Although 30 observations were lost during the three-day recovery period, these observations represented "less than one per cent of the total science" that the New Horizons team hoped to collect between 4 July and 16 July.

Scientific readings were lost from the early afternoon on Saturday until Tuesday, when they began to come through again, according to Dr Alan Stern, New Horizons principal investigator.

Stern said that "the command decision I made, and the team agreed with, was that it is more important to focus on getting ready for flyby than to collect science from eight or nine million miles out".

NASA reported that none of the mission's most critical observations were affected, and state there is no risk of the anomaly repeating before the flyby, as no similar operations are planned for the remainder of the Pluto encounter.

"This is a speed bump in terms of the total return we expect to receive from this historic mission," said Stern. "When we get a clear look at the surface of Pluto for the very first time, I promise, it will knock your socks off."

Mission managers reported during a July 6 media teleconference that the Plutonian probe resumed operations on its main computer overnight.

Houston, we're sorted

The sequence of commands for the Pluto flyby have now been uplinked to the spacecraft, and full observations of Pluto, its moons and the solar winds resumed at 12:34pm EDT, 7 July, meaning the probe is now E-minus seven days from its close flyby of the outrageously demoted dwarf planet.

As NASA notes, space exploration geeks will be familiar with the term T-minus, or Time-minus, as used in rocket launch countdowns. The term E-minus is used when a spacecraft is in space to help with mission planning. "The 'E' stands for 'encounter'," explained Tim Larson, the EPOXI mission project manager.

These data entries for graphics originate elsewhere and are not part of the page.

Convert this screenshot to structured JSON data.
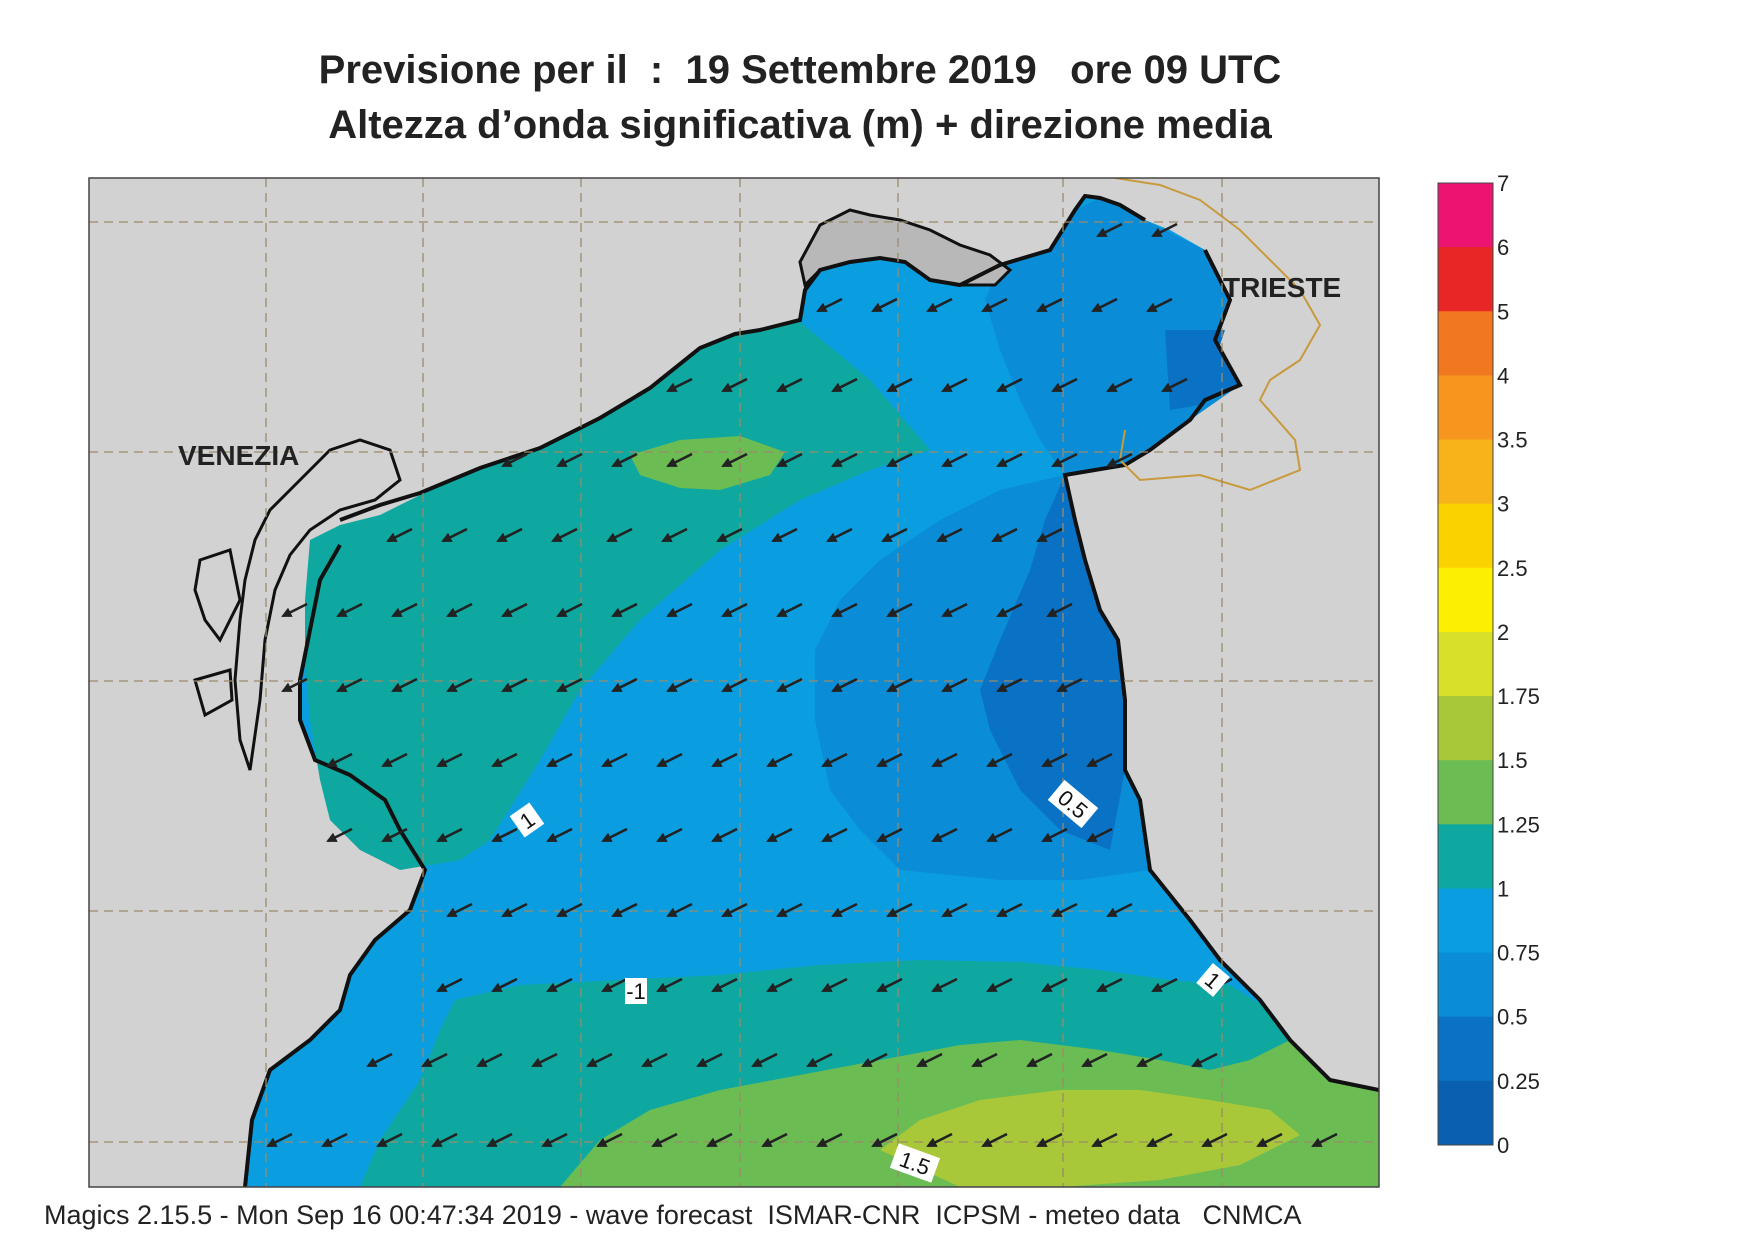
{
  "title": {
    "line1": "Previsione per il  :  19 Settembre 2019   ore 09 UTC",
    "line2": "Altezza d’onda significativa (m) + direzione media"
  },
  "map": {
    "variable": "significant wave height (m)",
    "arrow_direction": "towards south-west (mean wave direction)",
    "place_labels": [
      "VENEZIA",
      "TRIESTE"
    ],
    "contour_labels": [
      {
        "text": "1"
      },
      {
        "text": "-1"
      },
      {
        "text": "1"
      },
      {
        "text": "0.5"
      },
      {
        "text": "1.5"
      }
    ],
    "colors": {
      "land": "#d2d2d2",
      "coast": "#111111",
      "border": "#c89a3c",
      "grid": "#9a8a6a"
    }
  },
  "colorbar": {
    "labels": [
      "7",
      "6",
      "5",
      "4",
      "3.5",
      "3",
      "2.5",
      "2",
      "1.75",
      "1.5",
      "1.25",
      "1",
      "0.75",
      "0.5",
      "0.25",
      "0"
    ],
    "colors": [
      "#ec1470",
      "#e82626",
      "#f07820",
      "#f6961e",
      "#f8b21a",
      "#fad200",
      "#fcf000",
      "#d8e02a",
      "#a8c83a",
      "#6cbc54",
      "#0ea8a0",
      "#0a9ee0",
      "#0a8cd6",
      "#0a72c4",
      "#0a60b0"
    ]
  },
  "footer": "Magics 2.15.5 - Mon Sep 16 00:47:34 2019 - wave forecast  ISMAR-CNR  ICPSM - meteo data   CNMCA"
}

The quick response to the weekend's computer glitch, the boffins are assured, means that the mission remains on track to conduct the entire close flyby sequence as planned, including the 14 July observations.

"We're delighted with the New Horizons response to the anomaly," said Jim Green, NASA's director of planetary science. "Now we're eager to get back to the science and prepare for the payoff that's yet to come."